Controversy fits like a glove in Bishop Margaret Wanjiru’s life. Ahead of the Jubilee Party primaries in 2017, the politician-cum-evangelist was allegedly caught on camera bribing youths in Nairobi. And who can forget the kind of language she used to describe Mr James Kamangu, the man who, in 2007, claimed to be her husband?
Bishop Allan Kiuna and his wife Cathy Kiuna are known to live large. The founding couple of Jesus Christian Centre, which boasts more than 10 branches, is loved and criticised in equal measure.
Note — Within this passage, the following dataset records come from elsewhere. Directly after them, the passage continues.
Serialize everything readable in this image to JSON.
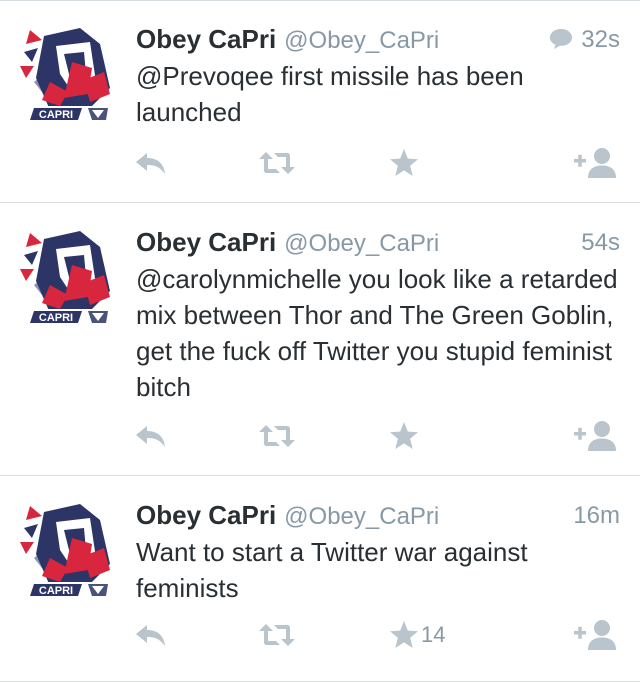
{
  "tweets": [
    {
      "display_name": "Obey CaPri",
      "handle": "@Obey_CaPri",
      "time": "32s",
      "has_reply_badge": true,
      "text": "@Prevoqee first missile has been launched",
      "favorite_count": "",
      "avatar_label": "CAPRI"
    },
    {
      "display_name": "Obey CaPri",
      "handle": "@Obey_CaPri",
      "time": "54s",
      "has_reply_badge": false,
      "text": "@carolynmichelle you look like a retarded mix between Thor and The Green Goblin, get the fuck off Twitter you stupid feminist bitch",
      "favorite_count": "",
      "avatar_label": "CAPRI"
    },
    {
      "display_name": "Obey CaPri",
      "handle": "@Obey_CaPri",
      "time": "16m",
      "has_reply_badge": false,
      "text": "Want to start a Twitter war against feminists",
      "favorite_count": "14",
      "avatar_label": "CAPRI"
    }
  ],
  "icons": {
    "reply": "reply-icon",
    "retweet": "retweet-icon",
    "favorite": "star-icon",
    "follow": "follow-icon",
    "reply_badge": "speech-bubble-icon"
  },
  "colors": {
    "name": "#292f33",
    "meta": "#8899a6",
    "icon": "#b9c4cd",
    "divider": "#d8dde2",
    "avatar_navy": "#2c3566",
    "avatar_red": "#d7263d"
  }
}
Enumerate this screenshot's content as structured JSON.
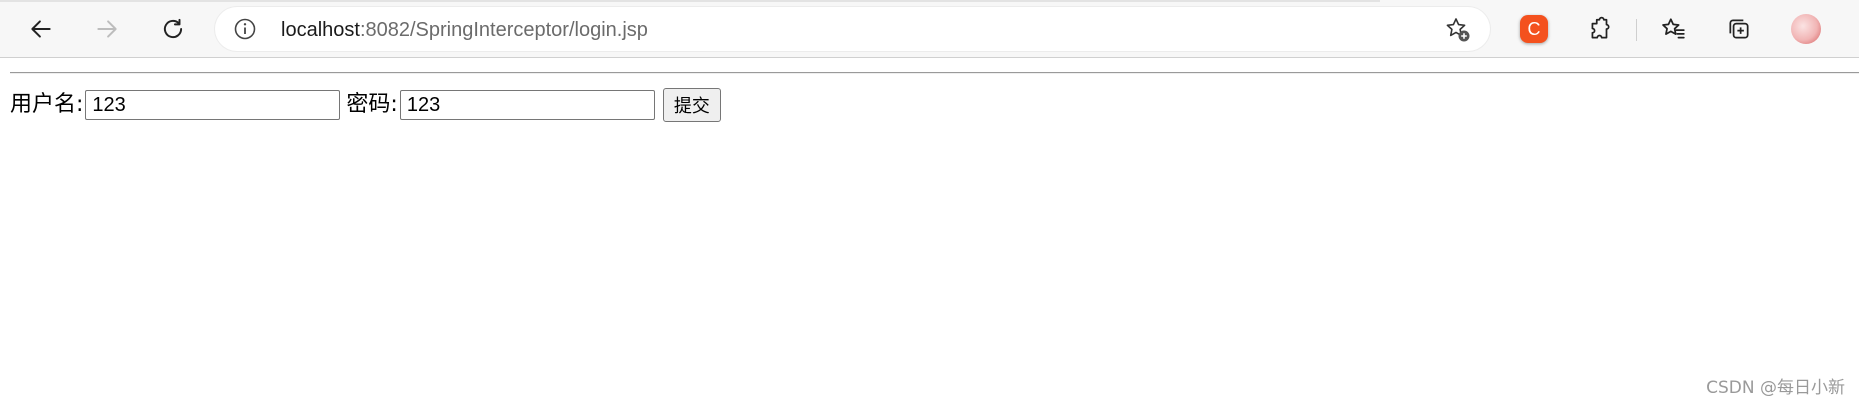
{
  "browser": {
    "url_host": "localhost",
    "url_rest": ":8082/SpringInterceptor/login.jsp",
    "extension_badge": "C",
    "icons": {
      "back": "back-arrow-icon",
      "forward": "forward-arrow-icon",
      "reload": "reload-icon",
      "site_info": "info-icon",
      "add_favorite": "star-add-icon",
      "extensions": "puzzle-icon",
      "favorites": "favorites-icon",
      "collections": "collections-icon",
      "profile": "avatar-icon"
    },
    "accent_color": "#f4511e"
  },
  "form": {
    "username_label": "用户名:",
    "username_value": "123",
    "password_label": "密码:",
    "password_value": "123",
    "submit_label": "提交"
  },
  "watermark": "CSDN @每日小新"
}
In 2017, Bishop Kiuna stunned Kenyans when he announced that his congregation had gifted him a private jet, arguing that, it was ‘‘too tedious to fly commercial from one continent to another’’ and likening himself to Jesus, who was not poor.
Last year, his wife drew the wrath of Kenyans when she seemed to demean poor people in a post on social media.
“You cannot be a tither, a sincere tither and remain poor,” tweeted Ms Kiuna, saying ‘‘tithing is an obedience issue”.
Eunice Moraa, a believer, says that the huge influence of the modern church creates a veil of immunity around the clergy.
“The problem is that today’s priests and bishops have acquired so much power and wealth. This makes it harder for people to criticise them,” Ms Moraa says.